Back to school, but still locked up for many


Nearly 400,000 children in Auckland, Northland and Waikato are starting the last school term of the year learning from home today.

Boy studying homework math during his online lesson at home, social distancing during quarantine.  Concept of self isolation and online education caused by coronavirus pandemic

Photo: 123RF

Schools in all three regions are remote learning because they are at alert level 3, although in Northland and Waikato that state was scheduled to change tonight.

Auckland principals told RNZ that re-engaging children and preparing teens for the NCEA exams were their priorities for the fourth quarter.

Carmel College principal Chris Allen said his school would start the fourth quarter with only one student on site.

The most important job ahead was to prepare seniors for the NCEA exams in November, he said.

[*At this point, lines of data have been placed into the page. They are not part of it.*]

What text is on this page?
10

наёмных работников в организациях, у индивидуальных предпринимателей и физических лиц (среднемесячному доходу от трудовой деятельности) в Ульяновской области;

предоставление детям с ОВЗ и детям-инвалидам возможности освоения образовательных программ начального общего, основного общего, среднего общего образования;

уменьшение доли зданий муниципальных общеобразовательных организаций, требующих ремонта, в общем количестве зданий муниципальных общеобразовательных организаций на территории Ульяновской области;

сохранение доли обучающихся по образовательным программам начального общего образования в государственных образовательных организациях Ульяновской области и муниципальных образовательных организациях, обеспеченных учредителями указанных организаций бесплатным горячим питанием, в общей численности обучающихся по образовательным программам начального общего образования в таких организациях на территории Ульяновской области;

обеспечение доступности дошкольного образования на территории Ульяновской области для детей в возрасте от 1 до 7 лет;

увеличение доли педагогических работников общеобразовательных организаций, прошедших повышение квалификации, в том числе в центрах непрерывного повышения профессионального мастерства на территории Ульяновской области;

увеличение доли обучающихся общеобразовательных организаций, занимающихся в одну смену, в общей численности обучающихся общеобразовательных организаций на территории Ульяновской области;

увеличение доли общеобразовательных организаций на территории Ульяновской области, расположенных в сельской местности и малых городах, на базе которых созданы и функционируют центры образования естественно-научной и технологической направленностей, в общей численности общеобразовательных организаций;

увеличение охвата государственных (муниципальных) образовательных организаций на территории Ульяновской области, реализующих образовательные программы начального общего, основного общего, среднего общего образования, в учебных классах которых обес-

“There aren’t many weeks left before the external exams start. How do we provide them with the review exercises? We haven’t been able to run drills. How do we give them the confidence to prepare for those exams? That is our biggest concern at the moment.”

Allen said schools also had to meet new requirements, including records of student immunization status, regular staff testing, and required vaccinations for them.

Also, schools had to be ready to reopen on short notice.

“The ministry is stating that they will give us 48 hours notice, but we have to get everyone who comes to the site with a Covid test before they are allowed to be on the site so that we can get everyone to get one. test., and you think of the thousands of workers across Auckland, it could be quite a challenge, “he said.

James Cook High School Principal Grant McMillan said it would be important to mark today as the beginning of a new school term to get the attention of students.

“One of the challenges of the confinement is that the days begin to blur and for our students it is also about their tranquility, their well-being and also their anxiety. It is also for the families to help us to get our students involved again and again. to learn the best we can, “he said.

The school wanted to re-engage all students who had been learning online and also those who had dropped out.

“We have learned that a large number of our young people are really involved in employment right now, many of them in the essential space. Some of them are in the meeting and they greet and direct the staff at the vaccination centers and things like good because of course they have other language skills. We know what it takes for our students. It’s about making that connection and getting them engaged again, “he said.

Auckland Primary Principals Association President Stephen Lethbridge said schools would resume remote learning with an eye on the possibility of reopening.

“We really need to be prepared in week-long blocks. We pretty much comply with Cabinet decisions and any decisions that come out of the Cabinet meeting on Monday and then go to alert level,” he said.

Schools in Waikato and Northland also started the quarter at Level 3 on Monday, although it could only be for one day.

Manaia View School principal Leanne Otene said it wasn’t easy.

“Organizing staff in a bubble level 3 school, as we call it, is very, very complicated. It is a day and we must make sure that all staff going to the school have been screened, have obtained a negative Covid test,” said. said.

Some staff members got their exams early last week and learned that they had to be done no more than five days before classes started, so they had to do it again.

Level 3 was scheduled to expire in Northland and Waikato on Monday night. If that happened, schools in the regions had 48 hours to prepare to reopen as usual, meaning many would not return to classes until Thursday.